Control-flow mispredictions are a profound impediment to processor
performance, because each misprediction introduces a pipeline bubble
of many cycles' duration. For example, the minimum bubble in the recently
released Alpha 21264 is at least seven cycles, and often as much as
twenty cycles. With such long penalties, even small misprediction
rates harm performance substantially.

Although a huge number of techniques have been proposed to combat this
problem, most have focused on only one type of misprediction: conflicts
in the predictor's state tables.

This thesis describes a taxonomy of misprediction types and presents
data showing that several other types of mispredictions are just as
important as conflicts. Techniques to attack three of these
misprediction types are then described. Alloying makes both local
and global history available in a single branch predictor structure,
providing robust performance compared against both conventional
two-level predictors and against hybrid predictors.

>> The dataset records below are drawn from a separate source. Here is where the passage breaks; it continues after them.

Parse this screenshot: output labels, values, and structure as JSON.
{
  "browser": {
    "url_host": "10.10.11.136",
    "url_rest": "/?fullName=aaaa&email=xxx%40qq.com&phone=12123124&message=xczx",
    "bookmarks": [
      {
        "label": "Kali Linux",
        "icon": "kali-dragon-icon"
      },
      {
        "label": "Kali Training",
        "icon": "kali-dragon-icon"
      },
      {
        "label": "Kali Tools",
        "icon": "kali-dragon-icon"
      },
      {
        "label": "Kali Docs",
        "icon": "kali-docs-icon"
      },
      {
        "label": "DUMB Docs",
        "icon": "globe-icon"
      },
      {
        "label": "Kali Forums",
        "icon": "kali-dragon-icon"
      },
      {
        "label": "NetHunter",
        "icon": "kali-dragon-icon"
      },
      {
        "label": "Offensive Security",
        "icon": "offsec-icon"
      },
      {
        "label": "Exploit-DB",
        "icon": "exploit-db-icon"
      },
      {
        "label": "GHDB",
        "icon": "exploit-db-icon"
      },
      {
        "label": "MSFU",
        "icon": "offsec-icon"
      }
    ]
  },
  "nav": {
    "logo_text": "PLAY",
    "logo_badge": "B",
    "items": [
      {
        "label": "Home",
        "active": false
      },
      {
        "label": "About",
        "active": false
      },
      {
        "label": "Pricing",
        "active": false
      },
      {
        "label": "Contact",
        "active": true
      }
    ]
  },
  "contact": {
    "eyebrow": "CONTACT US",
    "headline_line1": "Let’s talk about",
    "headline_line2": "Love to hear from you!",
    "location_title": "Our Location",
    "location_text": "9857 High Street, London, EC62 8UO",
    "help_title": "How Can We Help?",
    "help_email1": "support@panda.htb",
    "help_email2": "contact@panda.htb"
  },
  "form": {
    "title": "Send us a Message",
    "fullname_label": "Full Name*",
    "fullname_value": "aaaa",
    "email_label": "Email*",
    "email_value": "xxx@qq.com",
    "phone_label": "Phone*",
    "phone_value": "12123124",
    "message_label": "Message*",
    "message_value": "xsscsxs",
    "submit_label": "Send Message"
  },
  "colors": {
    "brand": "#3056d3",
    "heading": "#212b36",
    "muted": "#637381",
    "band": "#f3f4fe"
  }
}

Speculative
update with fixup ensures that the predictor's state remains
up-to-date, while protecting the state against corruption from
mispredicted branches. Finally, multipath execution
simultaneously executes both sides of a branch, eliminating
mispredictions for those branches that are otherwise difficult to
predict.

This work also explores tradeoffs among branch prediction,
instruction window size, data cache size, and instruction cache size,
and shows that branch prediction is the most powerful lever on
processor performance.

This thesis makes one further contribution, demonstrating that long
benchmarks can be simulated efficiently by simulating only a small but
carefully chosen 50 million instruction segment of the program's
overall execution. This technique avoids unrepresentative initial
phases of a program and sets the simulation window to capture behavior
that is representative in terms of the program's branch prediction
accuracy, cache behavior, and overall execution speed.